Le résultat était cependant loin à la hauteur de mes espérances (et de mes envies ?). Pourtant, La Communauté des Esprits amène quelques idées assez neuves et intéressantes sur la table, non rééditées de la première trilogie. On suit une Lyra profondément mélancolique, dans un univers sombre, en quête d'elle-même. Son parcours est une allégorie de la perte de l'imagination face à un rationalisme excessif : les auteurs de philosophie qu'elle lit et sa relation conflictuelle avec Pantalaimon servent de base à cette thématique fil rouge. C'est probablement la meilleure idée du récit - elle aurait sans doute pu être plus exploitée, là où le scénario s'éparpille parfois un peu trop sur des éléments moins bien pensés ou simplement trop faciles. Qui plus est, on pourrait regretter le vif imaginaire de la trilogie originale qui n’est plus présent.
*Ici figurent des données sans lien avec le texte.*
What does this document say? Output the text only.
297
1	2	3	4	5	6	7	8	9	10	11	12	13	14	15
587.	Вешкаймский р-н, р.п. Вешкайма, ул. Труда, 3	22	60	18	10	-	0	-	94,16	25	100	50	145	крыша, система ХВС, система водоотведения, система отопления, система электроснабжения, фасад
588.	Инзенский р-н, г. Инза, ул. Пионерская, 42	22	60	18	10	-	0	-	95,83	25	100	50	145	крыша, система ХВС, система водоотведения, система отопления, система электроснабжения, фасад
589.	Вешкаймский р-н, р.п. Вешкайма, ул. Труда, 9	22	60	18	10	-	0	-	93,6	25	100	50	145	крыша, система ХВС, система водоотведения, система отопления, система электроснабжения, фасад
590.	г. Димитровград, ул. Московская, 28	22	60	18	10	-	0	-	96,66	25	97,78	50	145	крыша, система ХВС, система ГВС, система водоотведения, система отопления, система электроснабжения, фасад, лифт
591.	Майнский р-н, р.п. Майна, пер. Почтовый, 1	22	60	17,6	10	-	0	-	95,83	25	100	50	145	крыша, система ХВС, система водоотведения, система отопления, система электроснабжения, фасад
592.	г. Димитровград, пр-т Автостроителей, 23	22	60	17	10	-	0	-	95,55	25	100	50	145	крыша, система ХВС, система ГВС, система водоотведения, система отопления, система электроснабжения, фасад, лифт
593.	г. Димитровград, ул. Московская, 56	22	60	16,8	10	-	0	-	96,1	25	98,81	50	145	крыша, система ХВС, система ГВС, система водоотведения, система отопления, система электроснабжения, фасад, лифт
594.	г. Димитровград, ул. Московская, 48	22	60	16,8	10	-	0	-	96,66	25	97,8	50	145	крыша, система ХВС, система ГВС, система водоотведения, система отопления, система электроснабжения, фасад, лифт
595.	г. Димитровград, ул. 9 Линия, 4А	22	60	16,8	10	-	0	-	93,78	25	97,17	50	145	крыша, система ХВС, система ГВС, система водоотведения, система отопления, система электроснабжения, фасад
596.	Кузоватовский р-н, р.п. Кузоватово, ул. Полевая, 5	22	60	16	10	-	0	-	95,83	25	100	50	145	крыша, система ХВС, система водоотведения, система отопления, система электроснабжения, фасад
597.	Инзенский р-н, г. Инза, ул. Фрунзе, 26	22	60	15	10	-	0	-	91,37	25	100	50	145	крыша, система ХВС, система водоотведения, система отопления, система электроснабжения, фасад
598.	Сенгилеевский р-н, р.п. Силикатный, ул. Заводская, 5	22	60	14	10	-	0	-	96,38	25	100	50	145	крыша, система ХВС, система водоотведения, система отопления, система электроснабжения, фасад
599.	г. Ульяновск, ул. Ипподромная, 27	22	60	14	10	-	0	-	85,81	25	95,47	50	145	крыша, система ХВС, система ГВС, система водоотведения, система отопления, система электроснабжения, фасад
Il faut cependant admettre que la froideur du monde que décrit Pullman, perçue par le lecteur ou par Lyra, s'inscrit complètement dans l’ordre d’idées susmentionné. On fait face à un univers lourd, cloîtré, qui essaye de respirer à travers des bribes d'imagination : le retour aux daemons si chers et pourtant décriés par les philosophes, ou encore la mise en lumière de la justement nommée Communauté des Esprits. Une dualité qui s’inscrit dans les 700 pages du livre.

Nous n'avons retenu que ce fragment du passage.